Your rights as a victim of abuse

Any victim of a crime, along with their family members, are entitled to support and help from the Social Welfare Board (Socialnämnden). The Social Welfare Board should be particularly sensitive to the fact that women who have been subjected to violence or other abuse by a loved one may need support and help to change their situation. The Social Welfare Board is also responsible for ensuring that children who are victims of abuse, along with the child’s family members, get the support and help they need. This includes children who experienced violence or other abuse by or against a family member. The responsibility of the Social Welfare Board applies to everyone who is a victim or a perpetrator of abuse, regardless of gender or gender identity.

Social Welfare Board: refers to the division of the municipality that is responsible for municipal activities that fall under the Social Services Act (Socialtjänstlagen).
The board may go by another name in some municipalities, but there is always a board that has this responsibility.
Social Services is the unit that handles these responsibilities on behalf of the Social Welfare Board.

The Swedish Board of Health and Welfare has published general advice and regulations in a handbook called ”Våld – Handbok om socialtjänstens och hälso- och sjukvårdens arbete med våld i nära relationer”. This handbook, written in Swedish, provides information on society’s obligations and possibilities for getting support and help. The handbook provides information on what rights you and your children have, how different governmental investigations are conducted, and what rules apply. It may be helpful to know about the work of the authorities and your rights before you visit or contact them.

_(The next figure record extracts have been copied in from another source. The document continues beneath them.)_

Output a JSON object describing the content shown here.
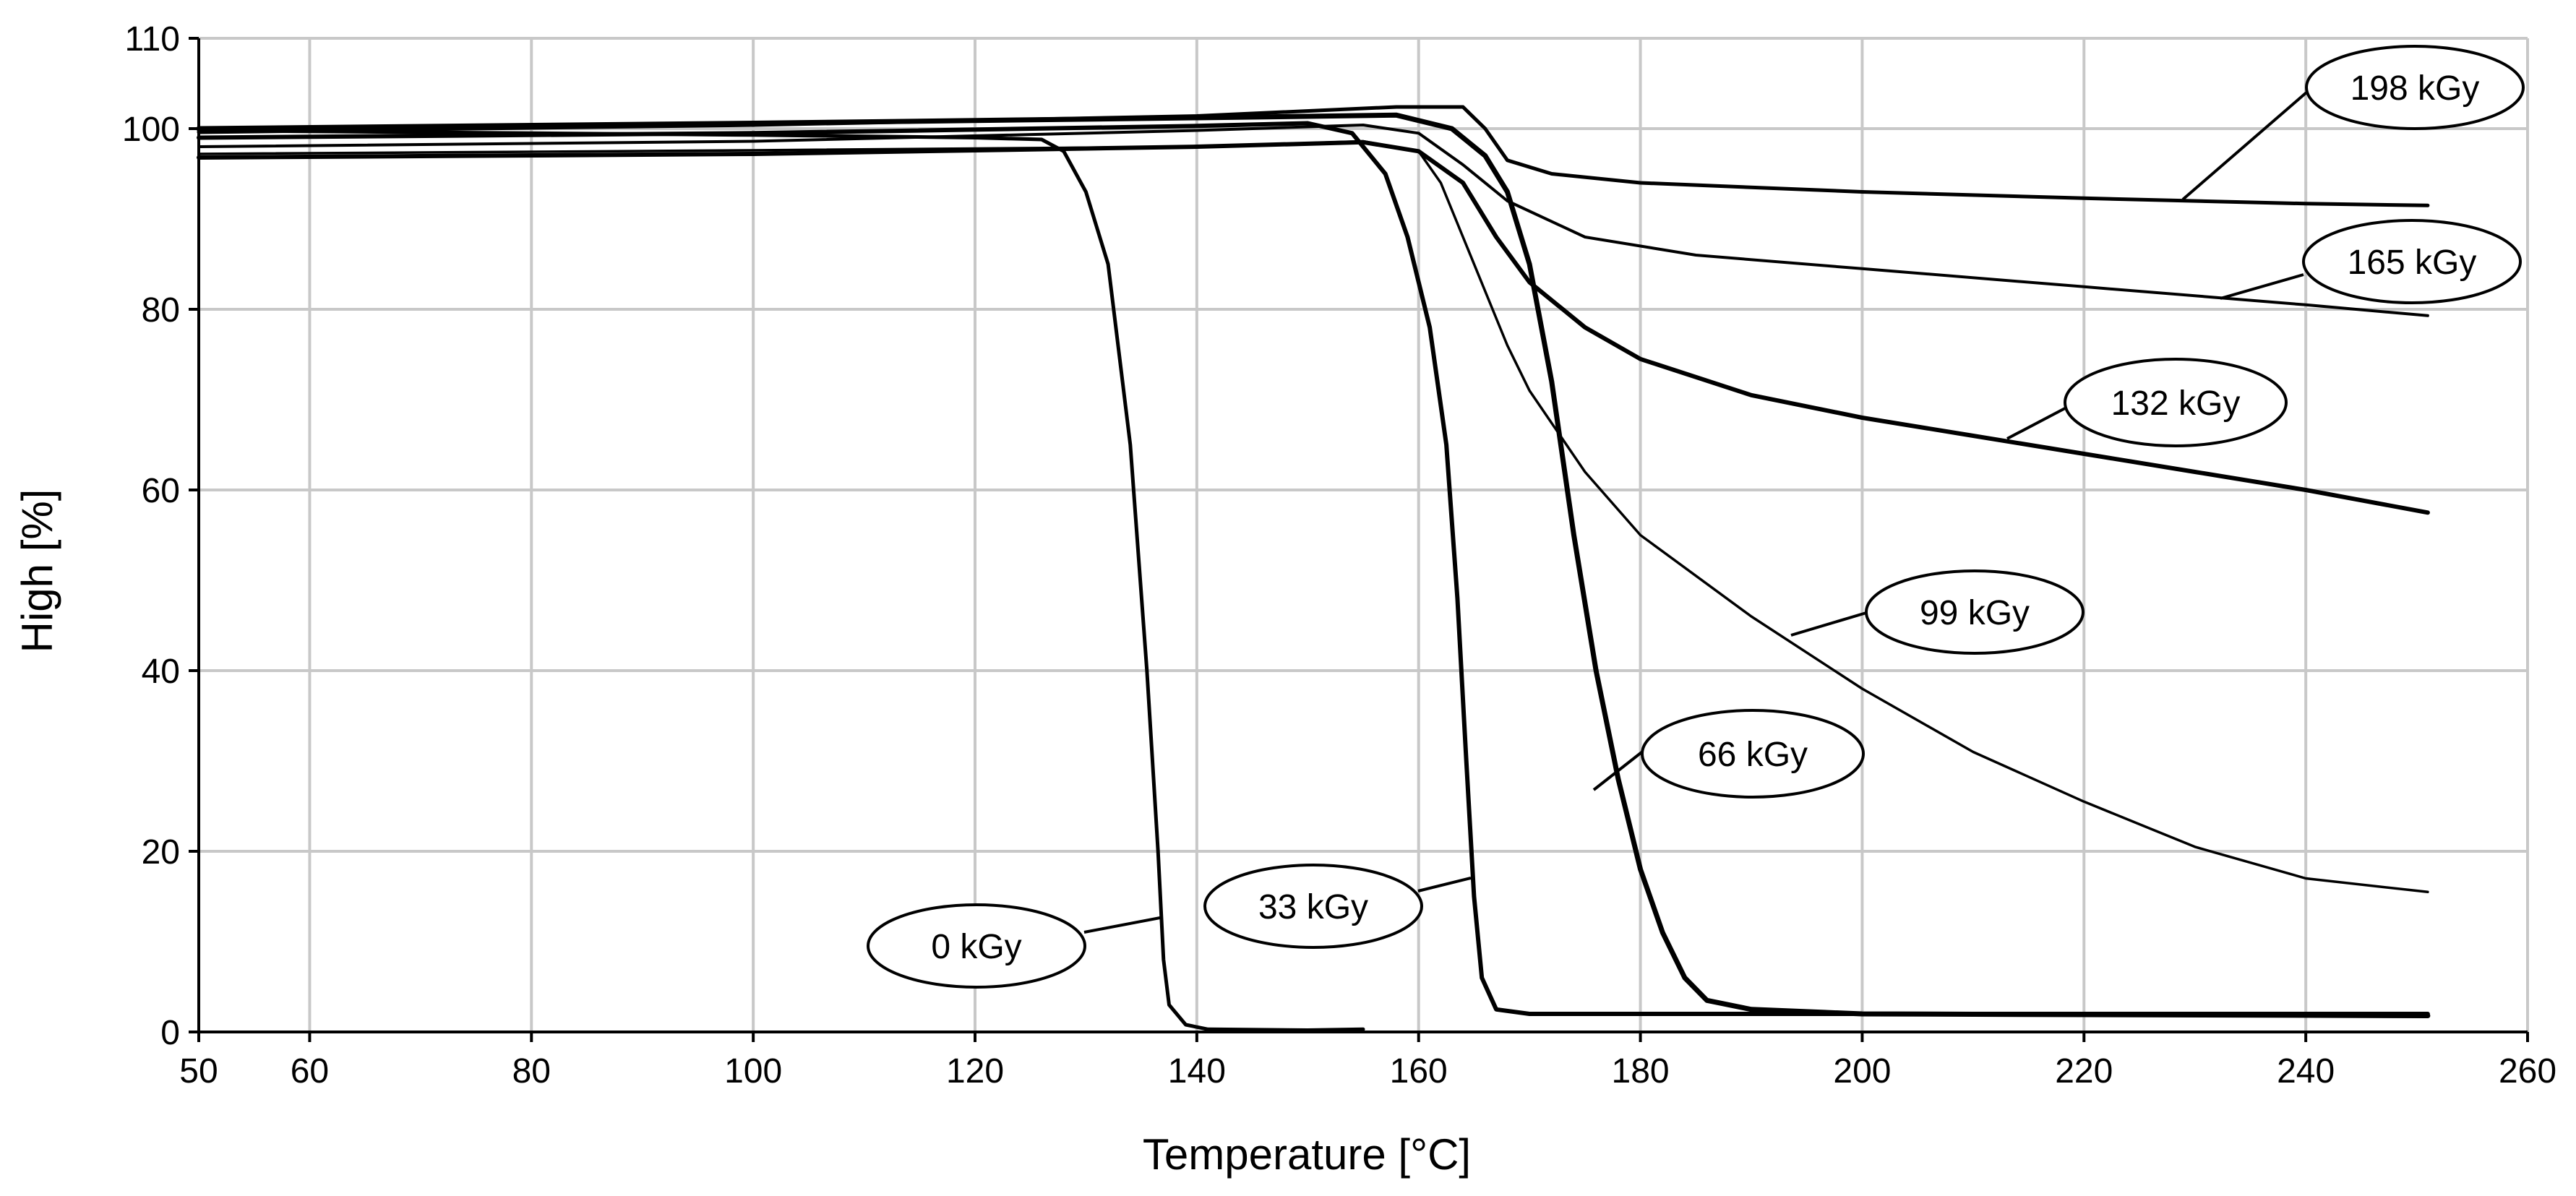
{
  "chart_data": {
    "type": "line",
    "title": "",
    "xlabel": "Temperature [°C]",
    "ylabel": "High [%]",
    "xlim": [
      50,
      260
    ],
    "ylim": [
      0,
      110
    ],
    "x_ticks": [
      50,
      60,
      80,
      100,
      120,
      140,
      160,
      180,
      200,
      220,
      240,
      260
    ],
    "y_ticks": [
      0,
      20,
      40,
      60,
      80,
      100,
      110
    ],
    "grid": true,
    "series": [
      {
        "name": "0 kGy",
        "points": [
          [
            50,
            99.8
          ],
          [
            80,
            99.5
          ],
          [
            100,
            99.3
          ],
          [
            120,
            99.0
          ],
          [
            126,
            98.8
          ],
          [
            128,
            97.5
          ],
          [
            130,
            93
          ],
          [
            132,
            85
          ],
          [
            134,
            65
          ],
          [
            135.5,
            40
          ],
          [
            136.5,
            20
          ],
          [
            137,
            8
          ],
          [
            137.5,
            3
          ],
          [
            139,
            0.8
          ],
          [
            141,
            0.3
          ],
          [
            150,
            0.2
          ],
          [
            155,
            0.3
          ]
        ]
      },
      {
        "name": "33 kGy",
        "points": [
          [
            50,
            99.0
          ],
          [
            100,
            99.5
          ],
          [
            140,
            100.3
          ],
          [
            150,
            100.6
          ],
          [
            154,
            99.5
          ],
          [
            157,
            95
          ],
          [
            159,
            88
          ],
          [
            161,
            78
          ],
          [
            162.5,
            65
          ],
          [
            163.5,
            48
          ],
          [
            164.3,
            30
          ],
          [
            165,
            15
          ],
          [
            165.7,
            6
          ],
          [
            167,
            2.5
          ],
          [
            170,
            2.0
          ],
          [
            200,
            2.0
          ],
          [
            251,
            2.0
          ]
        ]
      },
      {
        "name": "66 kGy",
        "points": [
          [
            50,
            100.0
          ],
          [
            100,
            100.6
          ],
          [
            140,
            101.2
          ],
          [
            158,
            101.5
          ],
          [
            163,
            100
          ],
          [
            166,
            97
          ],
          [
            168,
            93
          ],
          [
            170,
            85
          ],
          [
            172,
            72
          ],
          [
            174,
            55
          ],
          [
            176,
            40
          ],
          [
            178,
            28
          ],
          [
            180,
            18
          ],
          [
            182,
            11
          ],
          [
            184,
            6
          ],
          [
            186,
            3.5
          ],
          [
            190,
            2.5
          ],
          [
            200,
            2.0
          ],
          [
            251,
            1.8
          ]
        ]
      },
      {
        "name": "99 kGy",
        "points": [
          [
            50,
            97.2
          ],
          [
            100,
            97.6
          ],
          [
            140,
            98.0
          ],
          [
            155,
            98.6
          ],
          [
            160,
            97.5
          ],
          [
            162,
            94
          ],
          [
            164,
            88
          ],
          [
            166,
            82
          ],
          [
            168,
            76
          ],
          [
            170,
            71
          ],
          [
            175,
            62
          ],
          [
            180,
            55
          ],
          [
            190,
            46
          ],
          [
            200,
            38
          ],
          [
            210,
            31
          ],
          [
            220,
            25.5
          ],
          [
            230,
            20.5
          ],
          [
            240,
            17
          ],
          [
            251,
            15.5
          ]
        ]
      },
      {
        "name": "132 kGy",
        "points": [
          [
            50,
            96.8
          ],
          [
            100,
            97.2
          ],
          [
            140,
            98.0
          ],
          [
            155,
            98.5
          ],
          [
            160,
            97.5
          ],
          [
            164,
            94
          ],
          [
            167,
            88
          ],
          [
            170,
            83
          ],
          [
            175,
            78
          ],
          [
            180,
            74.5
          ],
          [
            190,
            70.5
          ],
          [
            200,
            68
          ],
          [
            210,
            66
          ],
          [
            220,
            64
          ],
          [
            230,
            62
          ],
          [
            240,
            60
          ],
          [
            251,
            57.5
          ]
        ]
      },
      {
        "name": "165 kGy",
        "points": [
          [
            50,
            98.0
          ],
          [
            100,
            98.6
          ],
          [
            140,
            99.8
          ],
          [
            155,
            100.4
          ],
          [
            160,
            99.5
          ],
          [
            164,
            96
          ],
          [
            168,
            92
          ],
          [
            175,
            88
          ],
          [
            185,
            86
          ],
          [
            200,
            84.5
          ],
          [
            220,
            82.5
          ],
          [
            240,
            80.5
          ],
          [
            251,
            79.3
          ]
        ]
      },
      {
        "name": "198 kGy",
        "points": [
          [
            50,
            99.6
          ],
          [
            100,
            100.4
          ],
          [
            140,
            101.4
          ],
          [
            158,
            102.4
          ],
          [
            164,
            102.4
          ],
          [
            166,
            100
          ],
          [
            168,
            96.5
          ],
          [
            172,
            95
          ],
          [
            180,
            94
          ],
          [
            200,
            93
          ],
          [
            220,
            92.3
          ],
          [
            240,
            91.7
          ],
          [
            251,
            91.5
          ]
        ]
      }
    ],
    "annotations": [
      {
        "text": "0 kGy",
        "series": "0 kGy"
      },
      {
        "text": "33 kGy",
        "series": "33 kGy"
      },
      {
        "text": "66 kGy",
        "series": "66 kGy"
      },
      {
        "text": "99 kGy",
        "series": "99 kGy"
      },
      {
        "text": "132 kGy",
        "series": "132 kGy"
      },
      {
        "text": "165 kGy",
        "series": "165 kGy"
      },
      {
        "text": "198 kGy",
        "series": "198 kGy"
      }
    ],
    "colors": {
      "line": "#000000",
      "grid": "#c8c8c8",
      "background": "#ffffff"
    }
  }
}
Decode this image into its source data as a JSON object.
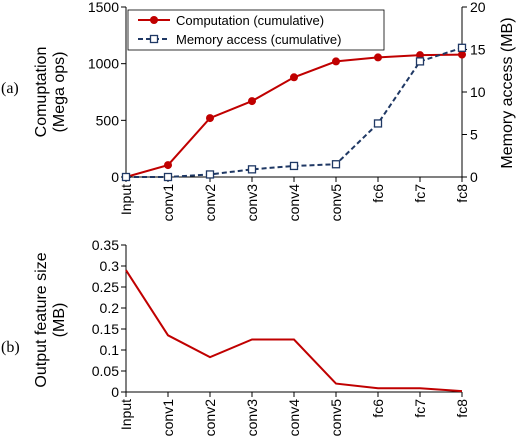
{
  "chart_data": [
    {
      "type": "line",
      "panel_label": "(a)",
      "categories": [
        "Input",
        "conv1",
        "conv2",
        "conv3",
        "conv4",
        "conv5",
        "fc6",
        "fc7",
        "fc8"
      ],
      "series": [
        {
          "name": "Computation (cumulative)",
          "axis": "left",
          "color": "#c00000",
          "marker": "circle",
          "dash": "solid",
          "values": [
            0,
            105,
            520,
            670,
            880,
            1020,
            1055,
            1075,
            1080
          ]
        },
        {
          "name": "Memory access (cumulative)",
          "axis": "right",
          "color": "#1f3864",
          "marker": "square-open",
          "dash": "dashed",
          "values": [
            0,
            0,
            0.3,
            0.9,
            1.3,
            1.5,
            6.3,
            13.6,
            15.2
          ]
        }
      ],
      "ylabel_left": [
        "Comuptation",
        "(Mega ops)"
      ],
      "ylim_left": [
        0,
        1500
      ],
      "yticks_left": [
        "0",
        "500",
        "1000",
        "1500"
      ],
      "ylabel_right": "Memory access (MB)",
      "ylim_right": [
        0,
        20
      ],
      "yticks_right": [
        "0",
        "5",
        "10",
        "15",
        "20"
      ],
      "legend": "top-left",
      "grid": false
    },
    {
      "type": "line",
      "panel_label": "(b)",
      "categories": [
        "Input",
        "conv1",
        "conv2",
        "conv3",
        "conv4",
        "conv5",
        "fc6",
        "fc7",
        "fc8"
      ],
      "series": [
        {
          "color": "#c00000",
          "marker": "none",
          "dash": "solid",
          "values": [
            0.29,
            0.135,
            0.083,
            0.125,
            0.125,
            0.02,
            0.009,
            0.009,
            0.002
          ]
        }
      ],
      "ylabel": [
        "Output feature size",
        "(MB)"
      ],
      "ylim": [
        0,
        0.35
      ],
      "yticks": [
        "0",
        "0.05",
        "0.1",
        "0.15",
        "0.2",
        "0.25",
        "0.3",
        "0.35"
      ],
      "grid": false
    }
  ]
}
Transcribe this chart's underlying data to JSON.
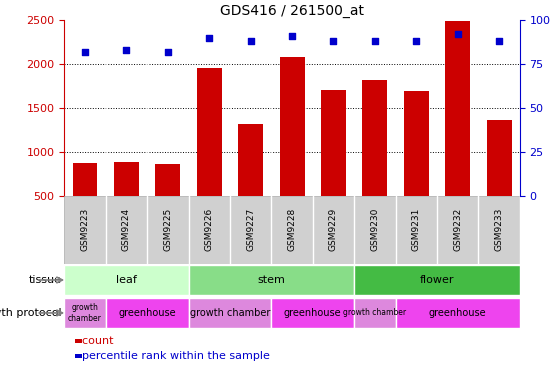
{
  "title": "GDS416 / 261500_at",
  "samples": [
    "GSM9223",
    "GSM9224",
    "GSM9225",
    "GSM9226",
    "GSM9227",
    "GSM9228",
    "GSM9229",
    "GSM9230",
    "GSM9231",
    "GSM9232",
    "GSM9233"
  ],
  "counts": [
    870,
    890,
    860,
    1950,
    1320,
    2080,
    1700,
    1820,
    1690,
    2490,
    1360
  ],
  "percentiles": [
    82,
    83,
    82,
    90,
    88,
    91,
    88,
    88,
    88,
    92,
    88
  ],
  "bar_color": "#cc0000",
  "dot_color": "#0000cc",
  "ylim_left": [
    500,
    2500
  ],
  "ylim_right": [
    0,
    100
  ],
  "yticks_left": [
    500,
    1000,
    1500,
    2000,
    2500
  ],
  "yticks_right": [
    0,
    25,
    50,
    75,
    100
  ],
  "tissue_groups": [
    {
      "label": "leaf",
      "start": 0,
      "end": 3,
      "color": "#ccffcc"
    },
    {
      "label": "stem",
      "start": 3,
      "end": 7,
      "color": "#88dd88"
    },
    {
      "label": "flower",
      "start": 7,
      "end": 11,
      "color": "#44bb44"
    }
  ],
  "growth_groups": [
    {
      "label": "growth\nchamber",
      "start": 0,
      "end": 1,
      "color": "#dd88dd"
    },
    {
      "label": "greenhouse",
      "start": 1,
      "end": 3,
      "color": "#ee44ee"
    },
    {
      "label": "growth chamber",
      "start": 3,
      "end": 5,
      "color": "#dd88dd"
    },
    {
      "label": "greenhouse",
      "start": 5,
      "end": 7,
      "color": "#ee44ee"
    },
    {
      "label": "growth chamber",
      "start": 7,
      "end": 8,
      "color": "#dd88dd"
    },
    {
      "label": "greenhouse",
      "start": 8,
      "end": 11,
      "color": "#ee44ee"
    }
  ],
  "tissue_label": "tissue",
  "growth_label": "growth protocol",
  "legend_count_label": "count",
  "legend_percentile_label": "percentile rank within the sample",
  "background_color": "#ffffff",
  "xticklabel_color": "#000000",
  "left_axis_color": "#cc0000",
  "right_axis_color": "#0000cc",
  "label_box_color": "#d0d0d0",
  "bar_bottom": 500
}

The Social Welfare Board is obliged to investigate both your and your child’s need for support and help to avoid being subjected to threats or violence. You do not have to submit a police report to get support and help. The support of the Social Welfare Board is based on the victim’s own perception of the abusive situation. When it comes to children, the factor that is assessed is whether there is a risk of the child being exposed to violence. In other words, exposure to violence or other abuse does not have to be verified or proven. The Social Welfare Board can help with support if you cannot stay in the home due to threats or violence. You are entitled to help in getting to a shelter or other temporary accommodation. You may also be entitled to financial support for extra expenses related to your situation, or help with a new permanent home, for example. The Social Welfare Board will give you information about your rights as a crime victim, and offer you support or point you to another organisation that can provide support, such as counselling and parental support. The Social Welfare Board is also responsible for protecting children from violence and other abuse, and for giving child victims of abuse the support and help they need.

If you are unwilling or unable to turn to Social Services, you can, for example, contact a women’s shelter for advice and support about your situation. You can find contact details to most women’s shelters via Roks or Unizon. You can also call the national telephone helpline Kvinnofridslinjen at any time of day for support, advice and information.